L’entreprise de chocolaterie Galler, basée à Vaux-sous-Chèvremont, près de Liège, ferait pression sur ses travailleurs afin qu’ils signent individuellement une convention pour renoncer à leur prime de fin d’année, accuse la FGTB Horval. "Inadmissible", alors qu’il s’agit d’une obligation figurant dans la convention sectorielle, fustige le syndicat socialiste. Selon lui, la société a invité ses salariés à se montrer solidai res pour compenser les pertes qu’elle a subies à cause de la crise du coronavirus.

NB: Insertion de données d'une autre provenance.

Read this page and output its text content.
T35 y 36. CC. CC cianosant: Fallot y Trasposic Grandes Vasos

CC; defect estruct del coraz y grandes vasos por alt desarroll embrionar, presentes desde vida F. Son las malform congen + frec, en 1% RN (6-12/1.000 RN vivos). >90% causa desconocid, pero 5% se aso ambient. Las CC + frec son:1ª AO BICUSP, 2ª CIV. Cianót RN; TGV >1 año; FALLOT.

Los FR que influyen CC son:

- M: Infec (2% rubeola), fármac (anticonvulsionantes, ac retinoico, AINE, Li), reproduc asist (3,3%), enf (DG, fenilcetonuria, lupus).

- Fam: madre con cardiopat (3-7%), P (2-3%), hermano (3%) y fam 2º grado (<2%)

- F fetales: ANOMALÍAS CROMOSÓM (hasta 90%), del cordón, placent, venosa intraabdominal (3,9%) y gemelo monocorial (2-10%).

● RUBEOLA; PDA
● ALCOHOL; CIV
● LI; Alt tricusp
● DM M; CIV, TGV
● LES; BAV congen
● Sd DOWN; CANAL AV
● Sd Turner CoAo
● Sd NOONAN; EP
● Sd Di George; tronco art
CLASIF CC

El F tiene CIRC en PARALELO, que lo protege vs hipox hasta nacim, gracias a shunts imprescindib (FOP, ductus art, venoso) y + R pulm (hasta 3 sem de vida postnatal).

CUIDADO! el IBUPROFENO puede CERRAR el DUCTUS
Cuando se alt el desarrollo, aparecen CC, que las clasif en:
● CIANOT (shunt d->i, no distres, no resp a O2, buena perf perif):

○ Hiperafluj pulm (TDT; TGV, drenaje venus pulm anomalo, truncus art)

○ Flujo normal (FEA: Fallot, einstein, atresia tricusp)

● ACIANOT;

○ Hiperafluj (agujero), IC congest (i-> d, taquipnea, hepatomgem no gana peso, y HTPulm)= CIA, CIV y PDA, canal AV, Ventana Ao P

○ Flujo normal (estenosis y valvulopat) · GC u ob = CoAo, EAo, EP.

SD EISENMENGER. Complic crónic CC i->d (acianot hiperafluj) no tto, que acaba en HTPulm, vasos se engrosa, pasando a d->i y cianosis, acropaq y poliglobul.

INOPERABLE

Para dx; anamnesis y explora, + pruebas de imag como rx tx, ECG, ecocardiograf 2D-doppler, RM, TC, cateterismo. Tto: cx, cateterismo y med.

D’après le syndicat, la chocolaterie, revendue par Jean Galler il y a quelques années, a envoyé un courrier électronique individuel aux travailleurs, "au mépris de toutes les règles de concertation sociale en entreprise". Du chantage émotionnel à l’emploi selon Patrick Rehan, secrétaire régional FGTB Horval. Il explique que "dans le mail, on leur demande d’être solidaires en leur abandonnant leur prime de fin d’année."

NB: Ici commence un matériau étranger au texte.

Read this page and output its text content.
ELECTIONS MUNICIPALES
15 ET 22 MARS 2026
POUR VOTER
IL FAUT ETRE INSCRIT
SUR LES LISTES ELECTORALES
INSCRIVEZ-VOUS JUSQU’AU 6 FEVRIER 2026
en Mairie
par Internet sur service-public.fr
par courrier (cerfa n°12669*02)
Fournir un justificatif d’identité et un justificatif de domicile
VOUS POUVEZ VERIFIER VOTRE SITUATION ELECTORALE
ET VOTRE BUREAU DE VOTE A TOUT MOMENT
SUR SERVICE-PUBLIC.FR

C’est du chantage : 'soit vous abandonnez votre prime de fin d’année, soit nous allons devoir licencier 15 personnes'

Un échange a suivi dans lequel la FTGB Horval interpelle la société avec une question : qui pourrait être licencié si le personnel ne renonce pas à sa prime de fin d’année ? "Ce serait les gens qui ne participeraient pas à la solidarité", rapporte Partick Rehan. Il insiste : "C’est du chantage : 'soit vous abandonnez votre prime de fin d’année, soit nous allons devoir licencier 15 personnes'", résume-t-il.

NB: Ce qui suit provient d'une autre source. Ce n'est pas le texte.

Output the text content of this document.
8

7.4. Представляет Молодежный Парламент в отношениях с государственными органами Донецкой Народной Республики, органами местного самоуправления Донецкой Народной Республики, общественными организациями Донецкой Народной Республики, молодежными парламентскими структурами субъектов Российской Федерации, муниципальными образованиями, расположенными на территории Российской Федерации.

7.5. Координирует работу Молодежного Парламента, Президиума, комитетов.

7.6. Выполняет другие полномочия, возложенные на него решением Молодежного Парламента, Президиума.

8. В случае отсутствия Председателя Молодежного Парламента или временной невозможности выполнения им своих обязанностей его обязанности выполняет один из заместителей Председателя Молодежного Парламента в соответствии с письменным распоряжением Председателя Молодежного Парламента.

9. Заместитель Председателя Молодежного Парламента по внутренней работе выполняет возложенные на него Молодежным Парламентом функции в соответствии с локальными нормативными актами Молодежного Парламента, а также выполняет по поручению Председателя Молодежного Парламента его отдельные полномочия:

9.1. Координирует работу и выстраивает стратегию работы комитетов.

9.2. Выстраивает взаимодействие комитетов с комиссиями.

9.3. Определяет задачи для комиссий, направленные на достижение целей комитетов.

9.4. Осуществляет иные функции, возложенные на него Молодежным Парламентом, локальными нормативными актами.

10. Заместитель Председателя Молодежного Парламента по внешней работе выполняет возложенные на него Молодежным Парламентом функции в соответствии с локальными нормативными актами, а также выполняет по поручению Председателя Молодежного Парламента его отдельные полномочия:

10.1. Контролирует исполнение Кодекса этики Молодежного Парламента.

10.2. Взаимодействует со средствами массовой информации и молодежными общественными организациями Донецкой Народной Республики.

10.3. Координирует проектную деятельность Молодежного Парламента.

L’indigné reconnaît que la société, à 75% entre les mains d’un actionnaire qatari, rencontre des difficultés financières suite à la crise du coronavirus. Mais "comme toutes les entreprises de l’industrie." "Maintenant, demander à des gens qui ont un salaire de 1500€ d’abandonner leur prime qui peut aller de 1200 à 1500€ ou plus, c’est inacceptable. C’est illégal", s’insurge-t-il.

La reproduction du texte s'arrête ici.